Klobuchar’s Q4 Fundraising Boost Keeps WH Hopes Alive … for Now

Although trailing the top Democrats, impeachment hearings may help boost exposure…

Klobuchar's Q4 Fundraising Boost Keeps WH Hopes Alive ... for Now

Amy Klobuchar / PHOTO: AP File

(Liberty Headlines) The field of Democrats seeking to secure the presidential nomination to take on President Donald Trump grew thinner as low-polling Julian Castro dropped out this week.

But another trailing candidate, Sen. Amy Klobuchar of Minnesota said Friday that a boost in donations during 2019’s final fundraising quarter was helping keep her in the ring—for now.

That may be bad news for former South Bend, Indiana, Mayor Pete Buttigieg, a top-four candidate who, like Klobuchar, is vying for a pathway down the middle that speaks to disaffected conservatives and moderates in America’s heartland.

The two have sparred during the debates, with Klobuchar saying that the inexperienced Buttigieg’s success is attributable to “male privilege.”


Klobuchar raised $11.4 million for her presidential bid in the final three months of last year, the best fundraising quarter of the Minnesota senator’s 2020 campaign but significantly less than all of her top rivals.

Klobuchar said 145,126 people donated between September and December, with an average contribution of $32.

Campaign manager Justin Buoen said a “massive surge in grassroots support,” thanks to strong performances in fall debates, helped the campaign double its staff in Iowa and New Hampshire, where voters cast the first votes for the Democratic nomination, and invest in the next two states—Nevada and South Carolina.

The campaign also is spending money in states that will vote in the March 3 Super Tuesday contests.

Klobuchar, who launched her campaign in February, raised $5.2 million in the first quarter, nearly $4 million in the second quarter and $4.8 million in the third quarter.

She has met the requirements to participate in the Jan. 14 debate in Iowa, alongside former Vice President Joe Biden, Vermont Sen. Bernie Sanders, Massachusetts Sen. Elizabeth Warren and Buttigieg.

But with just a month until the first primary votes are cast in Iowa on Feb. 3, Klobuchar trails—in polling and fundraising—the four top candidates.

Sanders reported Thursday that he raised more than $34.5 million between September and December, while Buttigieg said his campaign received $24.7 million.

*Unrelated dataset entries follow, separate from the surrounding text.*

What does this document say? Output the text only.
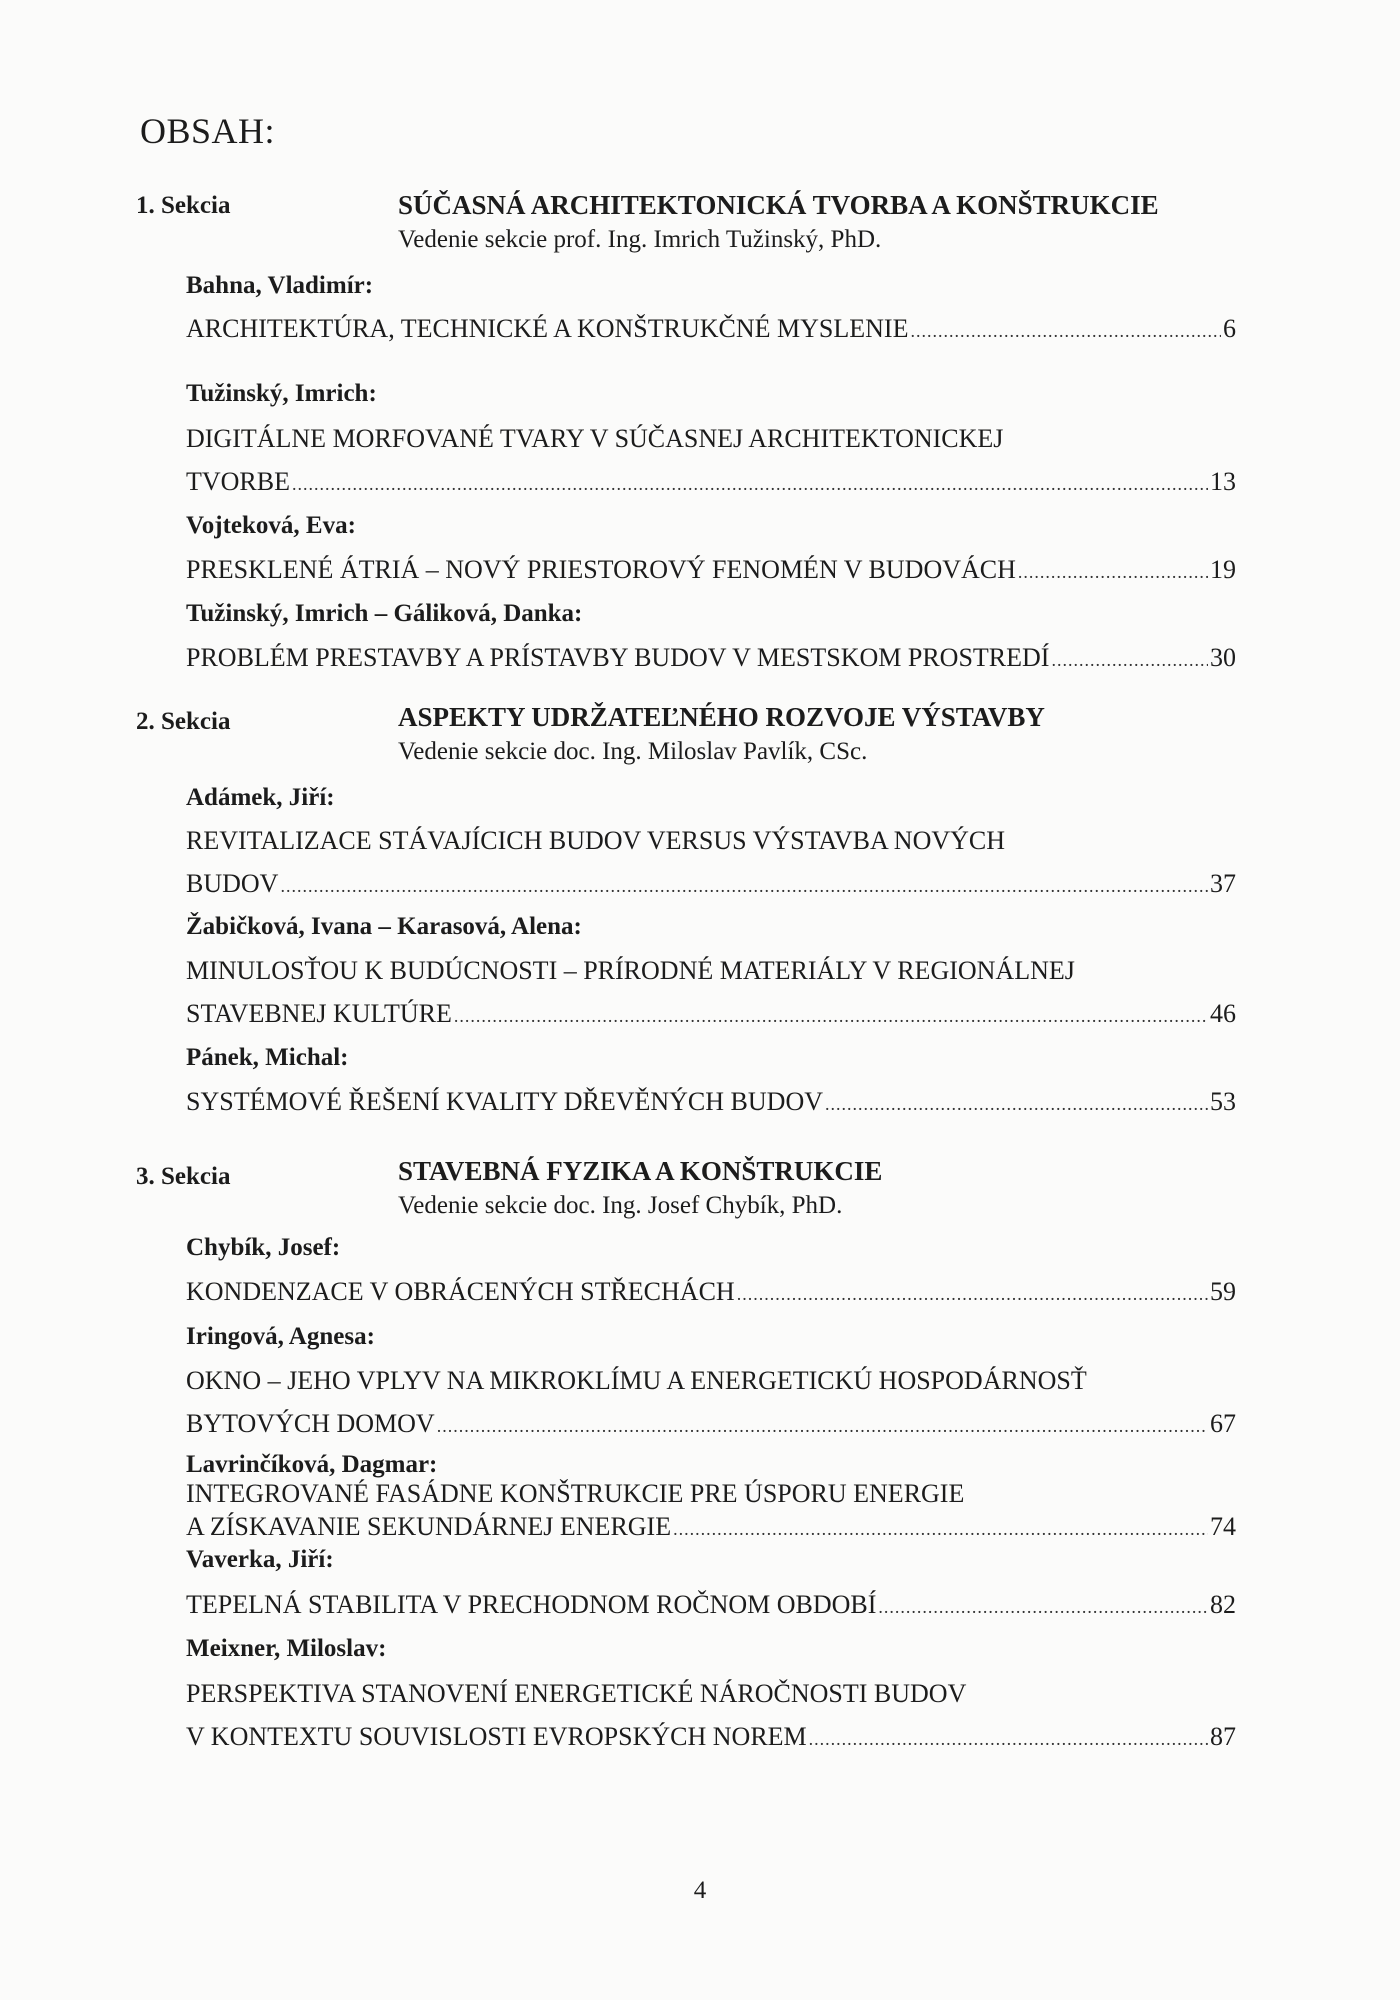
OBSAH:
1. Sekcia	SÚČASNÁ ARCHITEKTONICKÁ TVORBA A KONŠTRUKCIE
Vedenie sekcie prof. Ing. Imrich Tužinský, PhD.
Bahna, Vladimír:
ARCHITEKTÚRA, TECHNICKÉ A KONŠTRUKČNÉ MYSLENIE .....	6
Tužinský, Imrich:
DIGITÁLNE MORFOVANÉ TVARY V SÚČASNEJ ARCHITEKTONICKEJ
TVORBE .....	13
Vojteková, Eva:
PRESKLENÉ ÁTRIÁ – NOVÝ PRIESTOROVÝ FENOMÉN V BUDOVÁCH .....	19
Tužinský, Imrich – Gáliková, Danka:
PROBLÉM PRESTAVBY A PRÍSTAVBY BUDOV V MESTSKOM PROSTREDÍ .....	30
2. Sekcia	ASPEKTY UDRŽATEĽNÉHO ROZVOJE VÝSTAVBY
Vedenie sekcie doc. Ing. Miloslav Pavlík, CSc.
Adámek, Jiří:
REVITALIZACE STÁVAJÍCICH BUDOV VERSUS VÝSTAVBA NOVÝCH
BUDOV .....	37
Žabičková, Ivana – Karasová, Alena:
MINULOSŤOU K BUDÚCNOSTI – PRÍRODNÉ MATERIÁLY V REGIONÁLNEJ
STAVEBNEJ KULTÚRE .....	46
Pánek, Michal:
SYSTÉMOVÉ ŘEŠENÍ KVALITY DŘEVĚNÝCH BUDOV .....	53
3. Sekcia	STAVEBNÁ FYZIKA A KONŠTRUKCIE
Vedenie sekcie doc. Ing. Josef Chybík, PhD.
Chybík, Josef:
KONDENZACE V OBRÁCENÝCH STŘECHÁCH .....	59
Iringová, Agnesa:
OKNO – JEHO VPLYV NA MIKROKLÍMU A ENERGETICKÚ HOSPODÁRNOSŤ
BYTOVÝCH DOMOV .....	67
Lavrinčíková, Dagmar:
INTEGROVANÉ FASÁDNE KONŠTRUKCIE PRE ÚSPORU ENERGIE
A ZÍSKAVANIE SEKUNDÁRNEJ ENERGIE .....	74
Vaverka, Jiří:
TEPELNÁ STABILITA V PRECHODNOM ROČNOM OBDOBÍ .....	82
Meixner, Miloslav:
PERSPEKTIVA STANOVENÍ ENERGETICKÉ NÁROČNOSTI BUDOV
V KONTEXTU SOUVISLOSTI EVROPSKÝCH NOREM .....	87
4
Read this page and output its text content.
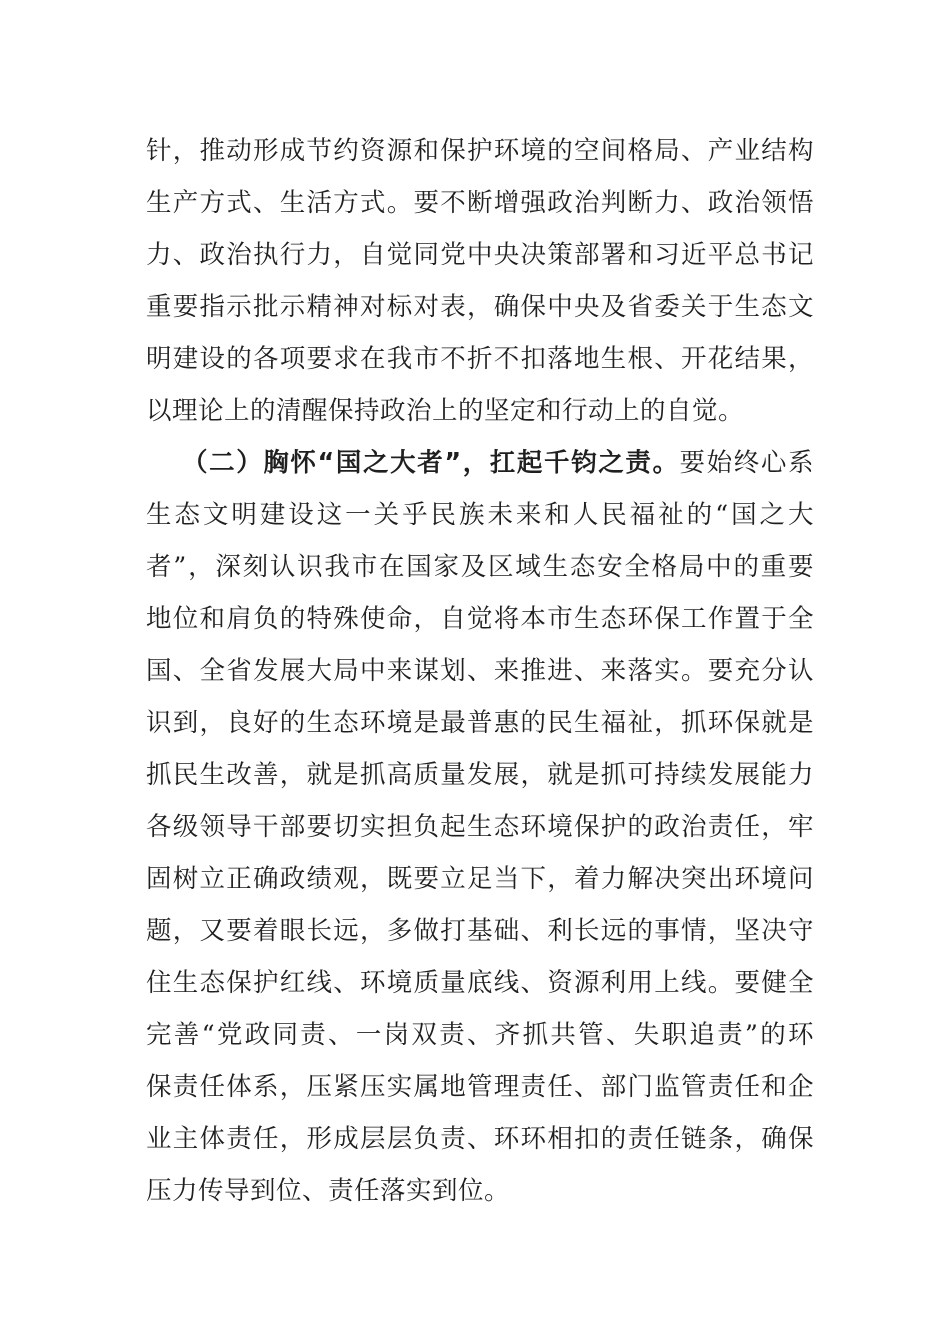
针，推动形成节约资源和保护环境的空间格局、产业结构
生产方式、生活方式。要不断增强政治判断力、政治领悟
力、政治执行力，自觉同党中央决策部署和习近平总书记
重要指示批示精神对标对表，确保中央及省委关于生态文
明建设的各项要求在我市不折不扣落地生根、开花结果，
以理论上的清醒保持政治上的坚定和行动上的自觉。
（二）胸怀“国之大者”，扛起千钧之责。要始终心系
生态文明建设这一关乎民族未来和人民福祉的“国之大
者”，深刻认识我市在国家及区域生态安全格局中的重要
地位和肩负的特殊使命，自觉将本市生态环保工作置于全
国、全省发展大局中来谋划、来推进、来落实。要充分认
识到，良好的生态环境是最普惠的民生福祉，抓环保就是
抓民生改善，就是抓高质量发展，就是抓可持续发展能力
各级领导干部要切实担负起生态环境保护的政治责任，牢
固树立正确政绩观，既要立足当下，着力解决突出环境问
题，又要着眼长远，多做打基础、利长远的事情，坚决守
住生态保护红线、环境质量底线、资源利用上线。要健全
完善“党政同责、一岗双责、齐抓共管、失职追责”的环
保责任体系，压紧压实属地管理责任、部门监管责任和企
业主体责任，形成层层负责、环环相扣的责任链条，确保
压力传导到位、责任落实到位。
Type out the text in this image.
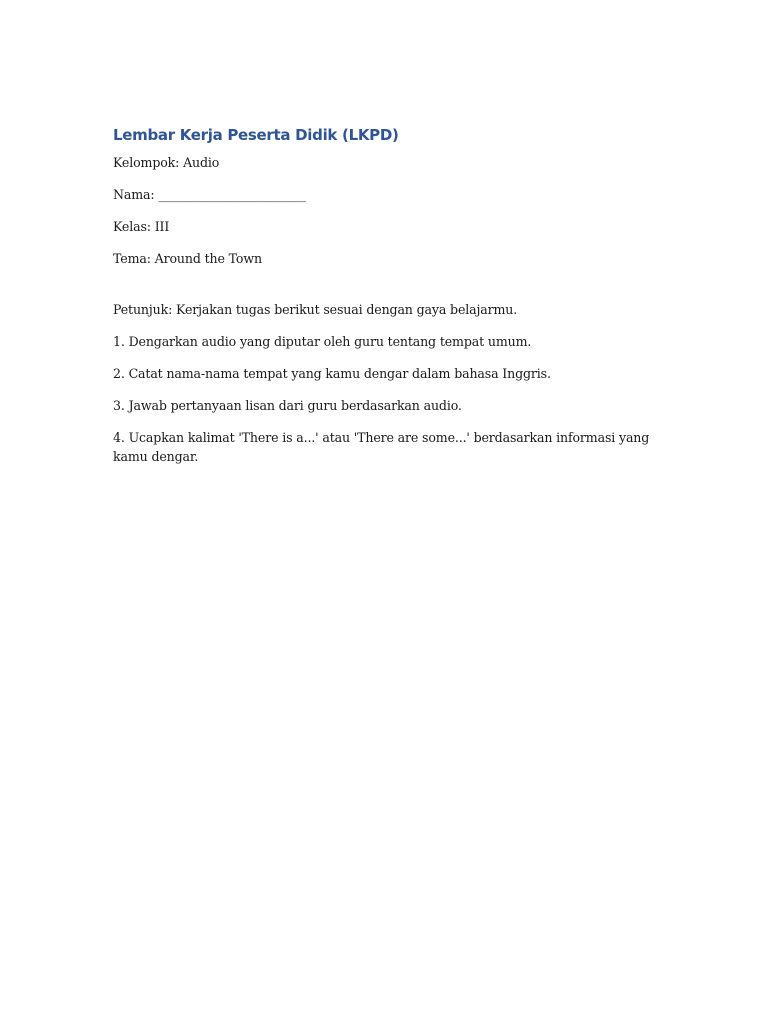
Lembar Kerja Peserta Didik (LKPD)

Kelompok: Audio

Nama: ________________________

Kelas: III

Tema: Around the Town

Petunjuk: Kerjakan tugas berikut sesuai dengan gaya belajarmu.

1. Dengarkan audio yang diputar oleh guru tentang tempat umum.

2. Catat nama-nama tempat yang kamu dengar dalam bahasa Inggris.

3. Jawab pertanyaan lisan dari guru berdasarkan audio.

4. Ucapkan kalimat 'There is a...' atau 'There are some...' berdasarkan informasi yang kamu dengar.
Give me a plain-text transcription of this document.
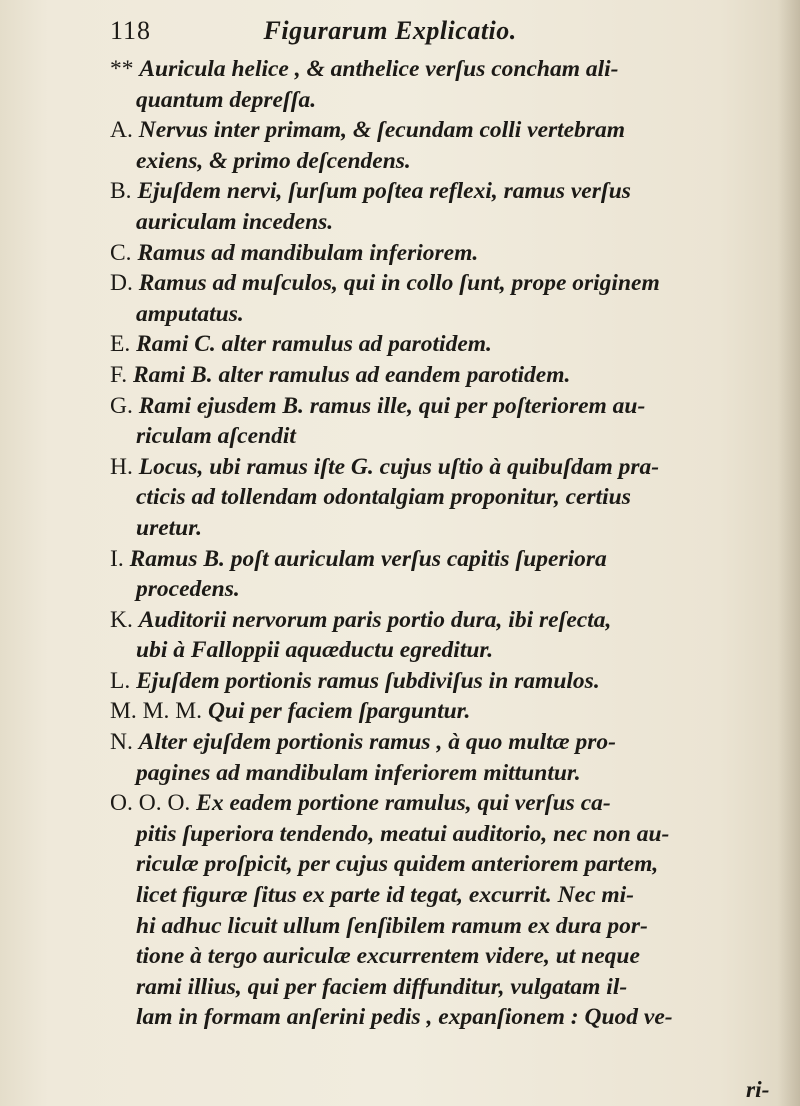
118	Figurarum Explicatio.
** Auricula helice , & anthelice verſus concham ali-
quantum depreſſa.
A. Nervus inter primam, & ſecundam colli vertebram
exiens, & primo deſcendens.
B. Ejuſdem nervi, ſurſum poſtea reflexi, ramus verſus
auriculam incedens.
C. Ramus ad mandibulam inferiorem.
D. Ramus ad muſculos, qui in collo ſunt, prope originem
amputatus.
E. Rami C. alter ramulus ad parotidem.
F. Rami B. alter ramulus ad eandem parotidem.
G. Rami ejusdem B. ramus ille, qui per poſteriorem au-
riculam aſcendit
H. Locus, ubi ramus iſte G. cujus uſtio à quibuſdam pra-
cticis ad tollendam odontalgiam proponitur, certius
uretur.
I. Ramus B. poſt auriculam verſus capitis ſuperiora
procedens.
K. Auditorii nervorum paris portio dura, ibi reſecta,
ubi à Falloppii aquæductu egreditur.
L. Ejuſdem portionis ramus ſubdiviſus in ramulos.
M. M. M. Qui per faciem ſparguntur.
N. Alter ejuſdem portionis ramus , à quo multæ pro-
pagines ad mandibulam inferiorem mittuntur.
O. O. O. Ex eadem portione ramulus, qui verſus ca-
pitis ſuperiora tendendo, meatui auditorio, nec non au-
riculæ proſpicit, per cujus quidem anteriorem partem,
licet figuræ ſitus ex parte id tegat, excurrit. Nec mi-
hi adhuc licuit ullum ſenſibilem ramum ex dura por-
tione à tergo auriculæ excurrentem videre, ut neque
rami illius, qui per faciem diffunditur, vulgatam il-
lam in formam anſerini pedis , expanſionem : Quod ve-
ri-
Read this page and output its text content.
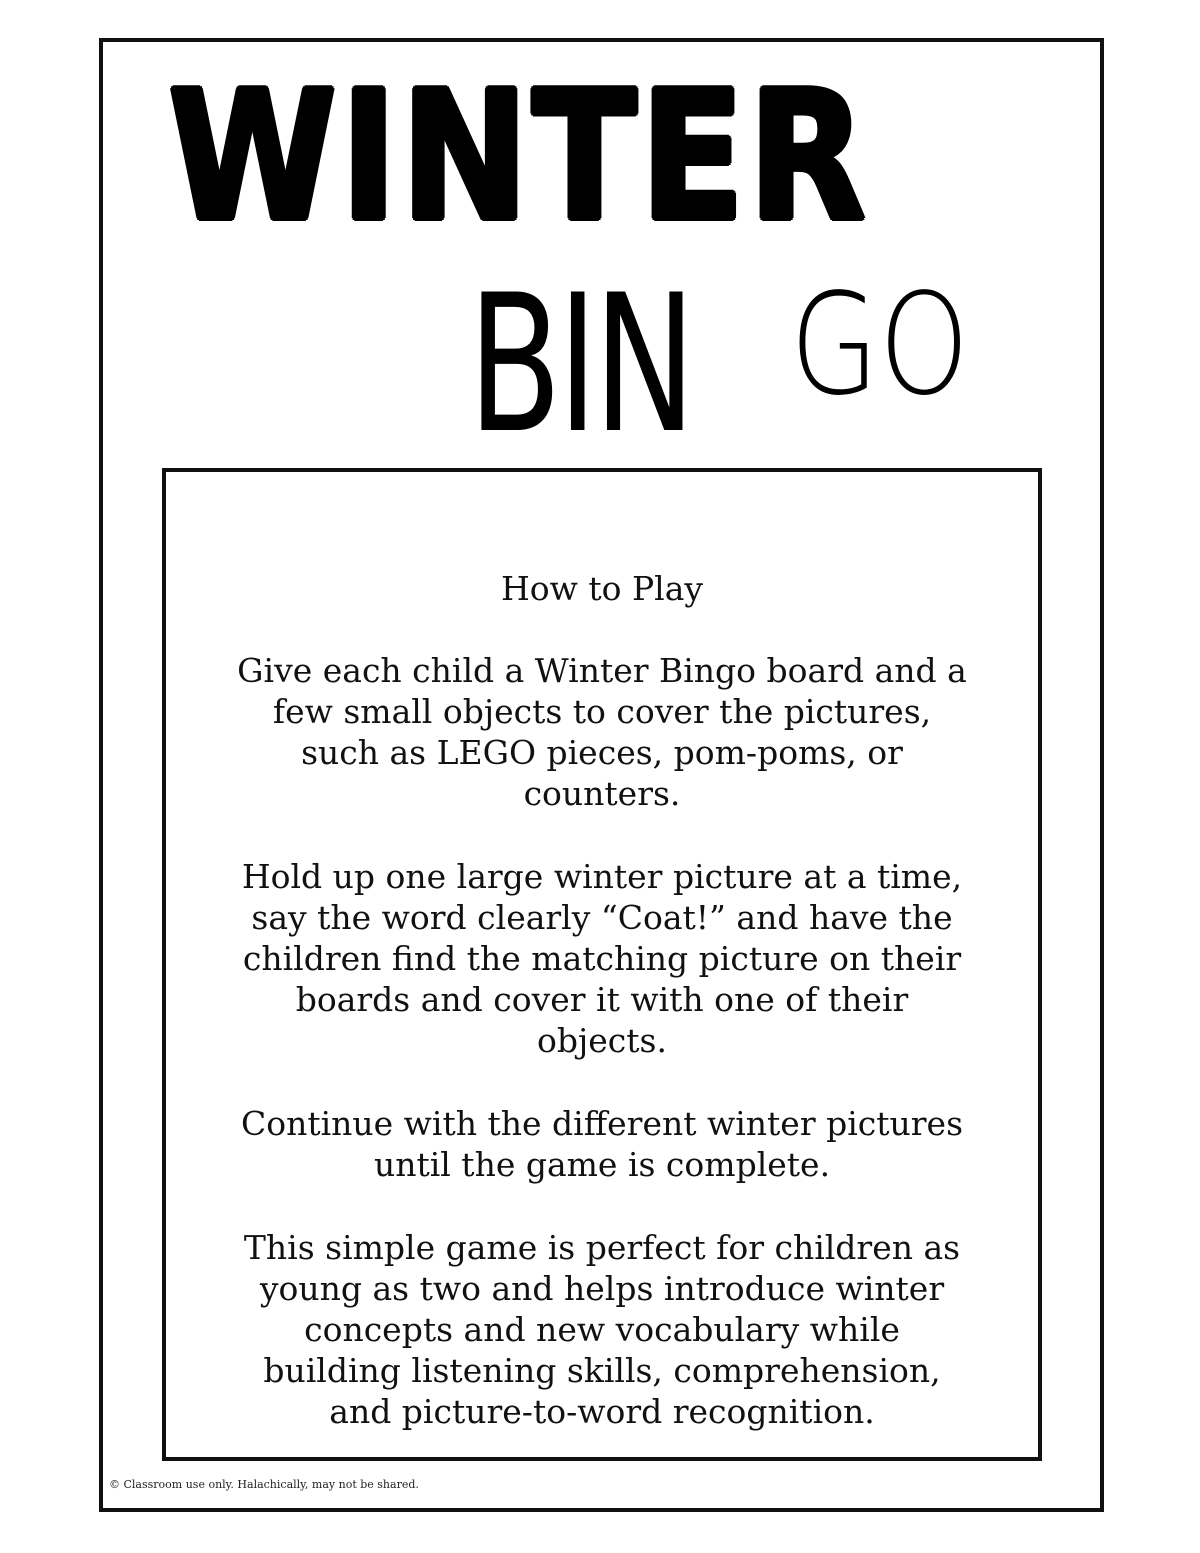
WINTER
BIN GO

How to Play

Give each child a Winter Bingo board and a few small objects to cover the pictures, such as LEGO pieces, pom-poms, or counters.

Hold up one large winter picture at a time, say the word clearly “Coat!” and have the children find the matching picture on their boards and cover it with one of their objects.

Continue with the different winter pictures until the game is complete.

This simple game is perfect for children as young as two and helps introduce winter concepts and new vocabulary while building listening skills, comprehension, and picture-to-word recognition.

© Classroom use only. Halachically, may not be shared.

Biden brought in $22.7 million, while entrepreneur Andrew Yang, who has not met the polling requirement to qualify for the Jan. 14 debate, said he received $16.5 million.

Warren’s campaign has not released its numbers but said in a recent fundraising email that it had collected about $17 million with days to go in the quarter.

The large numbers are a sign that the fight for the Democratic nomination could continue for several months, making it difficult for candidates who don’t have strong campaign funding to stay in the race to take on President Donald Trump in the general election.

Officially, 13 Democratic candidates have dropped out, but with the late additions of billionaires Michael Bloomberg and Tom Steyer, along with former Massachusetts Gov. Deval Patrick, the field seems to be growing as much as it is receding. Currently, 14 Democrats remain in contention.

The infighting between the Democrats competing for votes, airtime and resources has played to Trump’s benefit, but so have their attacks against him.

In particular, House Democrats’ recent passage of impeachment articles against Trump helped him rally support for his re-election campaign.

Trump’s campaign said Thursday that it had raised $46 million during the last quarter and had more than $102 million cash on hand.

The size of the Democratic candidates’ campaign bank accounts won’t be clear until the Jan. 15 federal reporting deadline.

It remains to be seen—if and when House Speaker Nancy Pelosi decides to file the House-passed impeachment articles to the Senate—whether the resulting trial might help or hurt the Democratic candidates.

As a member of the Senate Judiciary Committee, Klobuchar would be front and center in the televised proceedings, along with Sen. Cory Booker of New Jersey—assuming he remains in the primary race.

However, the two, along with Warren, Sanders and Sen. Michael Bennet of Colorado, might also be at a disadvantage if called away from the campaign trail at a crucial moment. The possibility remains open, also, that Biden may be called to testify.

That would offer a strategic advantage to Buttigieg and Bloomberg in particular, given their ample war-chests and media exposure, unless there were some sort of prior arrangement from the candidates to suspend their campaigns.

Pelosi has sought to gain leverage by withholding the articles, likely in the hopes that a clear front-runner emerges quickly so she can maximize their political benefit to the Democratic nominee.

But as with much of her impeachment strategy, the zero-sum gambit could backfire if a drawn-out nominating contest forces the trial into peak primary season, in or around the Super Tuesday primaries in early March.

Forestalling impeachment any further risks the American public losing interest in the already tired scandal and further exposing the Democrats’ machinations as partisan and disingenuous.